Languages, scripts, and Chinese texts in East Asia
by
Kornicki, Peter Francis
in
Asian History
,
Chinese language
,
Chinese language -- Dialects -- East Asia
2018
This book is a wide-ranging study of vernacularization in East Asia, and for this purpose East Asia includes not only China, Japan, Korea, and Vietnam but also other societies that no longer exist, such as the Tangut and Khitan empires. It takes the reader from the early centuries of the Common Era, when the Chinese script was the only form of writing and Chinese Buddhist, Confucian, and medical texts spread throughout East Asia, through the centuries when vernacular scripts evolved, right up to the end of the nineteenth century when nationalism created new roles for vernacular languages and vernacular scripts.
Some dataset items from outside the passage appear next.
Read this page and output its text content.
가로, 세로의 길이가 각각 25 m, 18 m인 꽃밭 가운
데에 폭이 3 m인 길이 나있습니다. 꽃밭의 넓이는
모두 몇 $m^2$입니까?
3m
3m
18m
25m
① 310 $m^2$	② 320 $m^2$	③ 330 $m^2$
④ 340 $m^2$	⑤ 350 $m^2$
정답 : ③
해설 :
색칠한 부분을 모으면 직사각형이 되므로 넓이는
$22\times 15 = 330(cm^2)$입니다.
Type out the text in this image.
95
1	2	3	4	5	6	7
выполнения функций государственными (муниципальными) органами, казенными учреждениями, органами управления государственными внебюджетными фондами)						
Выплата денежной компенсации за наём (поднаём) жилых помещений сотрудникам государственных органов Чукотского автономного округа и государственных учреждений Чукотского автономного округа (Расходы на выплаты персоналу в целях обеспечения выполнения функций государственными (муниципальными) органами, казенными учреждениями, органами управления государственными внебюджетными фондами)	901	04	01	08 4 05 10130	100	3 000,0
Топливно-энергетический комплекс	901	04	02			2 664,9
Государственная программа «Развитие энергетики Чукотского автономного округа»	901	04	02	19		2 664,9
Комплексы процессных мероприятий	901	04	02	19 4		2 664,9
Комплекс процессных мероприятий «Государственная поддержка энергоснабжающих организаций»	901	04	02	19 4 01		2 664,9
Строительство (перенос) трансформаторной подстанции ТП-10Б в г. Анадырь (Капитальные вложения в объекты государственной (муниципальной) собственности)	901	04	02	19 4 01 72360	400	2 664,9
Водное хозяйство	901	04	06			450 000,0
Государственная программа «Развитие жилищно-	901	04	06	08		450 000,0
Through an examination of oral approaches to Chinese texts, it shows how highly valued Chinese texts came to be read through the prism of the vernaculars and ultimately to be translated. This long process has some parallels with vernacularization in Europe, but a crucial difference is that literary Chinese was, unlike Latin, not a spoken language. As a consequence, people who spoke different East Asian vernaculars had no means of communicating in speech, but they could communicate silently by means of written conversation in literary Chinese; a further consequence is that within each society Chinese texts assumed vernacular garb: in classes and lectures, Chinese texts were read and declaimed in the vernaculars. What happened in the nineteenth century and why are there still so many different scripts in East Asia? How and why were Chinese texts dethroned and what replaced them? These are some of the questions addressed in this book.